Penser à Elena (et pas seulement)

Cette vidéo poignante est restée dans mes yeux, mon esprit et mon cœur, vous laissant à bout de souffle. Elena est toujours une belle jeune femme très brillante. Si ce n’était pas elle qui nous l’avait révélé, nous aurions eu du mal à croire qu’elle souffrait d’une maladie incurable. Elena a choisi d’être escortée de sa Vénétie en Suisse pour mourir. Et un politicien, Marco Cappato, a pris le poste. La mort de cette femme mérite respect, attention, réflexion. La dame de Spinea est une personne forte et confiante. Il ne se plaint pas, il ne se plaint pas, il ne se plaint pas, il sait garder ses émotions à distance. Elena a décidé de mettre fin à ses jours avant que la maladie qui l’afflige ne l’entraîne “en enfer”. Elle a des mots de compréhension, d’affection et de gratitude pour sa fille et son mari. Son dernier acte d’amour envers eux a été de ne pas être escorté à Bâle pour éviter des ennuis juridiques à tous les deux.
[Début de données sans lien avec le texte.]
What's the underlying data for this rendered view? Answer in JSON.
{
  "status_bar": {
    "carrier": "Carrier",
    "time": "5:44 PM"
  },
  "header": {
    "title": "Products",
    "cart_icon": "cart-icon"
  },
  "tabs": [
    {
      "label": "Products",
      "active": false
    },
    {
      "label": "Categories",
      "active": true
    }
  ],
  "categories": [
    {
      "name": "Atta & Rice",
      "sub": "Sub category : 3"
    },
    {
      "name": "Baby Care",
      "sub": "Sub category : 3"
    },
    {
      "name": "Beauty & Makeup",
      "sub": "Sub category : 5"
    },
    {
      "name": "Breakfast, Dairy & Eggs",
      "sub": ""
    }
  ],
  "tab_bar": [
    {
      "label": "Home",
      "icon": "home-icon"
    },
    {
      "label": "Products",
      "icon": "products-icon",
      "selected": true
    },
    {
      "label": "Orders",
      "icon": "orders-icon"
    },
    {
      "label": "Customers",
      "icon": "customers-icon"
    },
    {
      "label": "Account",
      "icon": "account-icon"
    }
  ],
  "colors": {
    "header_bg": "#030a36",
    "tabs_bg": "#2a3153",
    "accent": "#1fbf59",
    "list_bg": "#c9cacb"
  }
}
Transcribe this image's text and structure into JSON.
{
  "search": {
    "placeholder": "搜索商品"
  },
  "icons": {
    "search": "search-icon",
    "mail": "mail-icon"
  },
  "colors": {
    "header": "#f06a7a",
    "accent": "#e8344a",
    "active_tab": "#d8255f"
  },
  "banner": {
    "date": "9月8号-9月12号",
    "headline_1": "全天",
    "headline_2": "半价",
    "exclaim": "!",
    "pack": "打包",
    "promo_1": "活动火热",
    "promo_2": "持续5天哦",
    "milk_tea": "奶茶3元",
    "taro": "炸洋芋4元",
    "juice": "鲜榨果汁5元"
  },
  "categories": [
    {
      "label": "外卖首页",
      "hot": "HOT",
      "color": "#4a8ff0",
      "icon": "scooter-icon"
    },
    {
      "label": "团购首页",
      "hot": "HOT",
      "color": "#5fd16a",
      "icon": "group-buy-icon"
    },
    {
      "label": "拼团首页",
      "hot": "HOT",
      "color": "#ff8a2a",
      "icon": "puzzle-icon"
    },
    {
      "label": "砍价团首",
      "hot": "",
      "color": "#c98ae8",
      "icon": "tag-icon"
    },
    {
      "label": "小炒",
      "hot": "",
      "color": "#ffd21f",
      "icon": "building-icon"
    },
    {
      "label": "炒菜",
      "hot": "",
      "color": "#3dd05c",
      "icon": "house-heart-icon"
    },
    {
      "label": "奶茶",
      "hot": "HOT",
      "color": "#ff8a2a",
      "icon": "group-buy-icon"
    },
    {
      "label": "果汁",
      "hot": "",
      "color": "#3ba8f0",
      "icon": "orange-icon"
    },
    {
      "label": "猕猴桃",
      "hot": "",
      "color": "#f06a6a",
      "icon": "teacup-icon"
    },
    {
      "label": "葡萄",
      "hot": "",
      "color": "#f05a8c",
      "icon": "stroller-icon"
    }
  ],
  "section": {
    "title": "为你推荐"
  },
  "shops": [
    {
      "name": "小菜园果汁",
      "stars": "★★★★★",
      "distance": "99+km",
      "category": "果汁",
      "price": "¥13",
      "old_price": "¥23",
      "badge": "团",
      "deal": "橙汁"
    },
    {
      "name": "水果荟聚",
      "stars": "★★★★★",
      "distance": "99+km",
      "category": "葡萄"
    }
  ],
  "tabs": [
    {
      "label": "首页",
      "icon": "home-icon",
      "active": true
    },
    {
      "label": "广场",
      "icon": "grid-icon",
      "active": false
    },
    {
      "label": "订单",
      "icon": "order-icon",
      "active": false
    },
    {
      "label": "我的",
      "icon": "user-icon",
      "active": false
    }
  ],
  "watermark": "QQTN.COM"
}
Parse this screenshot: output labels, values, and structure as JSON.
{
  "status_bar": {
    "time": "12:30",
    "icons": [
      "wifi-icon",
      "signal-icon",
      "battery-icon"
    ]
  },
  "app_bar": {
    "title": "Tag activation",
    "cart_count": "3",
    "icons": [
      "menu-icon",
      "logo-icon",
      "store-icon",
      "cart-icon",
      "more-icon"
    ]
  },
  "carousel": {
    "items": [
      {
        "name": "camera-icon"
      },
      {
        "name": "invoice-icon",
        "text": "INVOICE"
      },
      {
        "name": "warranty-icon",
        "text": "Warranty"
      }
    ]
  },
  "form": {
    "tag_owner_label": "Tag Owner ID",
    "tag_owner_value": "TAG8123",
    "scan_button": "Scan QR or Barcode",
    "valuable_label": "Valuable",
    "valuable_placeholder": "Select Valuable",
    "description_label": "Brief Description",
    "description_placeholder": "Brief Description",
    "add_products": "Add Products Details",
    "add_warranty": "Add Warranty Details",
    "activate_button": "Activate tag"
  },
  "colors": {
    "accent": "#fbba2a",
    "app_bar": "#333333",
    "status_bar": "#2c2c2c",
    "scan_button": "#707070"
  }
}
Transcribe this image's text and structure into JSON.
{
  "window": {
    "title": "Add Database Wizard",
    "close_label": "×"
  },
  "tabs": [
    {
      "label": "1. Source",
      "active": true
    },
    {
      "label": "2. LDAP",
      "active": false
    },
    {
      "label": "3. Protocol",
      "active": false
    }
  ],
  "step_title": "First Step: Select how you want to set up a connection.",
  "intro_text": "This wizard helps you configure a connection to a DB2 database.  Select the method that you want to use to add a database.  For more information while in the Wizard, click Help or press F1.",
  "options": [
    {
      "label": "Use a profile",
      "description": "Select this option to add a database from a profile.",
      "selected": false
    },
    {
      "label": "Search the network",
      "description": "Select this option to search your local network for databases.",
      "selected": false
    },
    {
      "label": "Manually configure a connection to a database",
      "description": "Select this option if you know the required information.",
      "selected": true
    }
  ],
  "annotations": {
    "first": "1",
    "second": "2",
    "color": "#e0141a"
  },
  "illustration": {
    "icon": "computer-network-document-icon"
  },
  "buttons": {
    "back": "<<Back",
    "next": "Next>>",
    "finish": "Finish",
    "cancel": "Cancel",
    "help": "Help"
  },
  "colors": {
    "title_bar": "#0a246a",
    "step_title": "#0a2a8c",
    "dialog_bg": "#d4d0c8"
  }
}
Maintenant, Elena est morte. Il n’était pas en phase terminale, il ne dépendait pas d’une machine. Sans surprise, sa décision a relancé le débat sur la délicate et épineuse question de la fin de vie. Toute tentative d’exploiter cette histoire troublante et douloureuse serait douloureuse et injuste pour quiconque. Parce qu’il ne devrait y avoir rien à exploiter et tant de choses à penser et, si vous croyez en Dieu, pour lesquelles prier : les mots utilisés, le ton calme de la voix, la ferme conviction de cette personne si douce qui tremble profondément. Sommes-nous maîtres de notre vie ou non ? Avons-nous le droit ou non de choisir comment et quand nous terminons nos jours ? Il y en a qui disent oui et vont tout droit. Et qui, d’autre part, est convaincu qu’il vaut mieux s’arrêter et examiner tranquillement le mystère dans lequel chacun de nous est enveloppé.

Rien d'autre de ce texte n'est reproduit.